Je vous ai montré la pêche à la ligne du bateau à l’ancre, mais la pêche en mer, la vraie, c’est la pêche à la traine en pleine mer en navigation.

Mais depuis notre départ de Bretagne après des dizaines d’heures de navigation, pas une touche, j’ai pourtant essayé un leurre plongeant puis un leurre de surface mais sans résultat.

Avant d’appareiller ce matin je vérifie mon lancer et je trouve que le fil est très gros genre fil à étendre le linge., ça fait peut-être peur aux poissons?

Alors je mets un bas se ligne beaucoup plus fin, 40 m de 50 centième, une bobine qui dort au fond d’un coffre et j’accroche mon leurre de surface, une espèce de petite pieuvre bien appétissante.

Départ de Culatra à 11H00 pour avoir une marée favorable.

On navigue une heure à la voile puis au moteur, on a le vent dans le nez puis très peu de vent. Vitesse 5 noeuds il fait beau légèrement couvert, 25 degrés, pression 1020 hpa vent de nord est 10 noeuds.

Vers 13H00 aprés une bonne pizza maison, ziiiiiiiiiiiiii…. c’est le moulinet qui se dévide sur le lancer. Premier départ depuis 6 mois, j’te dis pas la poussée d’adrénaline sur le bateau.

C’est pas trop lourd et je ramène doucement le poisson à l’arrière du voilier.

La gaffe à poisson que m’a fabriquée Stéphane est au fond du coffre alors on prend l’épuisette qui est à portée de main, mais ce n’est pas très adapté pour ce genre de poisson.

Je mouline jusqu’au bout et là je vois que c’est une belle bonite (c’est une variété de thon).

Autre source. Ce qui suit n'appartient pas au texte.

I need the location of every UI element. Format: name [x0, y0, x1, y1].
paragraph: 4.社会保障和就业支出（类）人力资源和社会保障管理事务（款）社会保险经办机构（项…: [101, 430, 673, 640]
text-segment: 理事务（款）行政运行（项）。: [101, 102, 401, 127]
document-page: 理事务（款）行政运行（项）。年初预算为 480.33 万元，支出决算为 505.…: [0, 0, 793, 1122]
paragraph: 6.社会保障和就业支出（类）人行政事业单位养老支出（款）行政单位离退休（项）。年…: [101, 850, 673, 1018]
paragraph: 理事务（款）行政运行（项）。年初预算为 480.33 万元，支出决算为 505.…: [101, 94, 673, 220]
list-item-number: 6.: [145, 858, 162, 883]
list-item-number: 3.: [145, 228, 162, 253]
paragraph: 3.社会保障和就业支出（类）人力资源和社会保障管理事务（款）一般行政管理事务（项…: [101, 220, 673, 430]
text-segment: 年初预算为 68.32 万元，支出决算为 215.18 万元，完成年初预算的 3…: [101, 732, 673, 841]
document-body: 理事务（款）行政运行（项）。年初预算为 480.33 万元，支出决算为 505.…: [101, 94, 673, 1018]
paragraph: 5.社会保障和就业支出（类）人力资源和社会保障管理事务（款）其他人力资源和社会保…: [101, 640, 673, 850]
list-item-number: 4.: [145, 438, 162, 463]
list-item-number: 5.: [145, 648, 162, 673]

Mais voilà galère pour la faire rentrer dans l’épuisette trop petite.

Mais au quatrième essai j’y arrive tout de même et voilà la bête sur le pont.

C’est un moment où j’ai une pensée pour Dominique et Alain qui sont des grands pêcheurs devant l’éternel.

On sort le seau mais le poisson tient à peine dedans, on nettoie un peu tout notre bazar et je me dis qu’après avoir remis la ligne à l’eau, je sortirai la gaffe au cas où…..

je laisse partir mon leurre petit à petit derrière le bateau et le fil m’échappe brusquement des mains, ziiiiiiiii… un poisson vient de mordre alors que je n’avais même pas fini de mettre la ligne à l’eau. La canne plie, le fil se tend. Mais là on fait les choses sérieusement on va chercher la gaffe au fond du coffre tribord sous des tonnes de  bouts  de tuyau et de bâches, ça prend du temps et tellement de temps que le poisson se décroche. C’est raté.

Je remonte ma ligne, je vérifie le montage, rien n’a cassé.

On sort avec difficulté la gaffe pour qu’elle soit prête pour la prochaine fois et je remets à l’eau.

Mais cette fois plus rien tout est calme, alors on attends et on continue à naviguer vers l’Espagne.

Annick lève les filets de la bonite, parce qu’entier le poisson ne rentre pas dans le frigo.

Le temps s’écoule paisiblement sur une mer de plus en plus plate mais vers 15H00 ziiiiiiiiiiiii….. c’est un autre départ, le combat commence, Annick prend l’appareil photo pour faire une vidéo:

 

 

C’est une dorade coryphène, on appelle ce poisson mahi-mahi sous les tropiques c’est la première de ma vie que je pêche il parait que c’est excellent.

On sait se qu’on va manger les prochains jours…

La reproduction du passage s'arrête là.